Sénégal : Honneur aux femmes parlementaires

Sénégal : Honneur aux femmes parlementaires Actualité & Info | Éditions Afrique

Le patriarcat a sans doute encore de beaux jours devant lui mais, le Sénégal n’entend pas lui faciliter la tâche. En effet, le pays va connaître ce lundi, un fait historique avec plus de 44% des sièges de la prochaine Assemblée Nationale occupés par des femmes parlementaires. Ce chiffre représente également la plus grande proportion jamais atteinte dans la sous-région.

Après les élections de juillet prochain sur toute l’étendue du pays, 73 sièges sur les 165 du parlement, seront occupés par des femmes. Une première qui classe le Sénégal au 4e rang en Afrique en matière de parité parlementaire.

Un Sénégal qui se démarque

Plongé dans une sous-région en proie à des conflits et des crises, le Sénégal apparaît coe un phare de démocratie et de stabilité.
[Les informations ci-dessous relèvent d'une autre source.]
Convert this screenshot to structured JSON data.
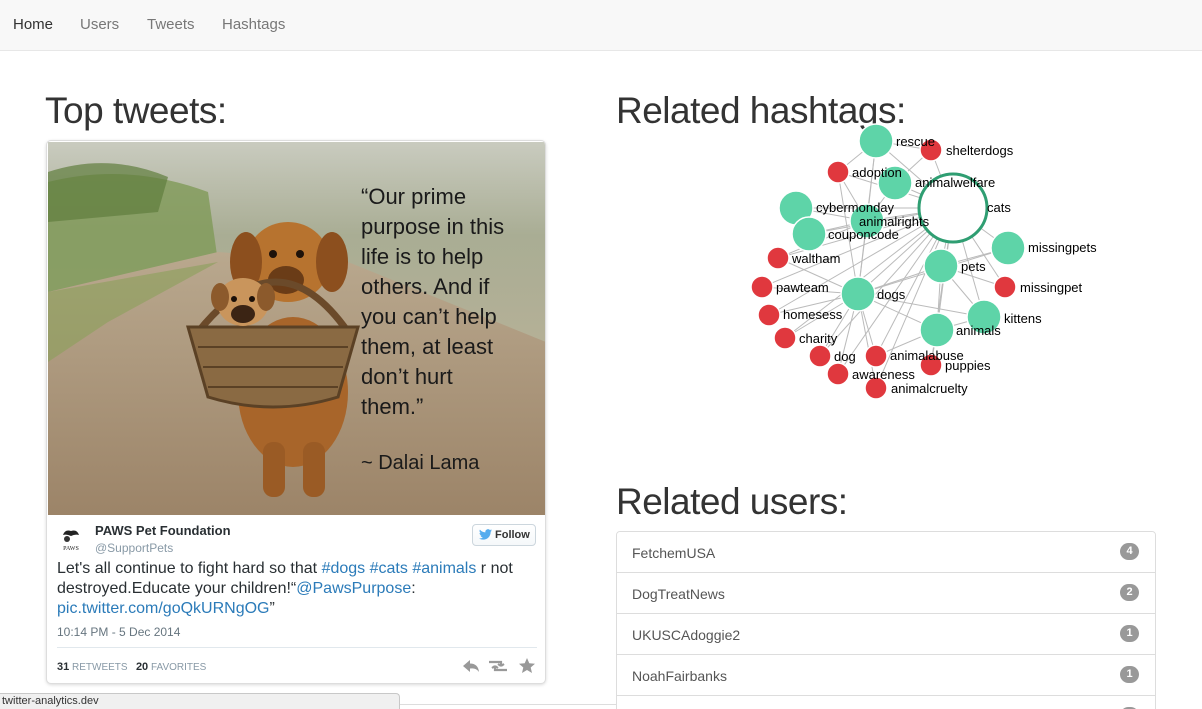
{
  "nav": {
    "items": [
      {
        "label": "Home",
        "active": true
      },
      {
        "label": "Users",
        "active": false
      },
      {
        "label": "Tweets",
        "active": false
      },
      {
        "label": "Hashtags",
        "active": false
      }
    ]
  },
  "top_tweets": {
    "title": "Top tweets:",
    "tweet": {
      "image_quote": {
        "lines": [
          "“Our prime",
          "purpose in this",
          "life is to help",
          "others. And if",
          "you can’t help",
          "them, at least",
          "don’t hurt",
          "them.”"
        ],
        "attribution": "~ Dalai Lama"
      },
      "avatar_text": "PAWS",
      "author_name": "PAWS Pet Foundation",
      "author_handle": "@SupportPets",
      "follow_label": "Follow",
      "text_parts": {
        "t1": "Let's all continue to fight hard so that ",
        "h1": "#dogs",
        "t2": "  ",
        "h2": "#cats",
        "t3": " ",
        "h3": "#animals",
        "t4": " r not destroyed.Educate your children!“",
        "mention": "@PawsPurpose",
        "t5": ": ",
        "link": "pic.twitter.com/goQkURNgOG",
        "t6": "”"
      },
      "timestamp": "10:14 PM - 5 Dec 2014",
      "retweets_count": "31",
      "retweets_label": "RETWEETS",
      "favorites_count": "20",
      "favorites_label": "FAVORITES"
    }
  },
  "related_hashtags": {
    "title": "Related hashtags:",
    "colors": {
      "related": "#5ed4a8",
      "other": "#e0383e",
      "center_stroke": "#2f9e72"
    },
    "nodes": [
      {
        "id": "rescue",
        "label": "rescue",
        "kind": "green"
      },
      {
        "id": "shelterdogs",
        "label": "shelterdogs",
        "kind": "red"
      },
      {
        "id": "adoption",
        "label": "adoption",
        "kind": "red"
      },
      {
        "id": "animalwelfare",
        "label": "animalwelfare",
        "kind": "green"
      },
      {
        "id": "cybermonday",
        "label": "cybermonday",
        "kind": "green"
      },
      {
        "id": "cats",
        "label": "cats",
        "kind": "center"
      },
      {
        "id": "animalrights",
        "label": "animalrights",
        "kind": "green"
      },
      {
        "id": "couponcode",
        "label": "couponcode",
        "kind": "green"
      },
      {
        "id": "missingpets",
        "label": "missingpets",
        "kind": "green"
      },
      {
        "id": "waltham",
        "label": "waltham",
        "kind": "red"
      },
      {
        "id": "pets",
        "label": "pets",
        "kind": "green"
      },
      {
        "id": "pawteam",
        "label": "pawteam",
        "kind": "red"
      },
      {
        "id": "missingpet",
        "label": "missingpet",
        "kind": "red"
      },
      {
        "id": "dogs",
        "label": "dogs",
        "kind": "green"
      },
      {
        "id": "homesess",
        "label": "homesess",
        "kind": "red"
      },
      {
        "id": "kittens",
        "label": "kittens",
        "kind": "green"
      },
      {
        "id": "charity",
        "label": "charity",
        "kind": "red"
      },
      {
        "id": "animals",
        "label": "animals",
        "kind": "green"
      },
      {
        "id": "dog",
        "label": "dog",
        "kind": "red"
      },
      {
        "id": "animalabuse",
        "label": "animalabuse",
        "kind": "red"
      },
      {
        "id": "puppies",
        "label": "puppies",
        "kind": "red"
      },
      {
        "id": "awareness",
        "label": "awareness",
        "kind": "red"
      },
      {
        "id": "animalcruelty",
        "label": "animalcruelty",
        "kind": "red"
      }
    ]
  },
  "related_users": {
    "title": "Related users:",
    "users": [
      {
        "name": "FetchemUSA",
        "count": "4"
      },
      {
        "name": "DogTreatNews",
        "count": "2"
      },
      {
        "name": "UKUSCAdoggie2",
        "count": "1"
      },
      {
        "name": "NoahFairbanks",
        "count": "1"
      },
      {
        "name": "",
        "count": ""
      }
    ]
  },
  "status_bar": {
    "url": "twitter-analytics.dev"
  }
}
Grâce à ce grand pas vers la parité parlementaire, il se classe 18e mondial devant des pays tels que la Suisse, la France, la Grande-Bretagne ou encore les États-Unis.
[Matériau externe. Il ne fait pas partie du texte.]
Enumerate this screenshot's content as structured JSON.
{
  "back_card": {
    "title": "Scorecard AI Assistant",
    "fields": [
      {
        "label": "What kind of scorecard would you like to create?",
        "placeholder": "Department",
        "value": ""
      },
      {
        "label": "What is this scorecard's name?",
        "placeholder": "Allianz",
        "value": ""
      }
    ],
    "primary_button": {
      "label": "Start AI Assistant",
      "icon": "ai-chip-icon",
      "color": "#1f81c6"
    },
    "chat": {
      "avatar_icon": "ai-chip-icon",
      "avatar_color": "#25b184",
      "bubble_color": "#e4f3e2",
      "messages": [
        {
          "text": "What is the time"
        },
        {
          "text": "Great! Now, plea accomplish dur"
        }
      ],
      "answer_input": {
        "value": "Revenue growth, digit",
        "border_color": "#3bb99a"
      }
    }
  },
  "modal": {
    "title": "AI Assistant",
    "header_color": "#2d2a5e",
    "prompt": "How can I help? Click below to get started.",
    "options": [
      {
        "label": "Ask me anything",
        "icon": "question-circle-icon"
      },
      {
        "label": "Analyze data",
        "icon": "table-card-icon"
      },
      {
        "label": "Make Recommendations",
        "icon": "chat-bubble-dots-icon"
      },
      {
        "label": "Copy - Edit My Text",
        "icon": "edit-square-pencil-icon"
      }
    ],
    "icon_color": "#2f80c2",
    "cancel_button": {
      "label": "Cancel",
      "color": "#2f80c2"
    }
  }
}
Si le Sénégal est à féliciter, c’est parce qu’il s’inscrit dans cette liste de pays qui tient à donner aux femmes les mêmes droits qu’aux hommes. En 2010, le pays a voté une loi qui exigeait la « parité absolue entre les sexes » dans toutes les institutions électives et l’alternance entre les hommes et les femmes dans les listes qui ont longtemps été dominées par les hommes.

L’ancienne premier ministre Aminata Touré explique que cette loi donne aux femmes le droit de s’exprimer sur les questions de budget national et de parler des préoccupations besoins des femmes au Parlement. Elles peuvent également montrer à la société que les femmes sont tout aussi qualifiées que les hommes et qu’elles peuvent apporter une autre culture de gouvernance.

D’après un rapport de l’ONU, hors mis au Sénégal, seuls 15 des 111 postes parlementaires ou ministériels élus ou nommés entre décembre et juin en Afrique de l’Ouest et au Sahel, ont été occupés par des femmes.

Des bâtons dans les roues

Malgré cette entrée en fonction des femmes parlementaires, il faut être prudent avant de vite crier victoire. En particulier sur des questions relatives aux droits reproductif et à la violence domestique. Des faits dont l’avancée doit se faire en fonction des réalités politiques du pays mais pas que.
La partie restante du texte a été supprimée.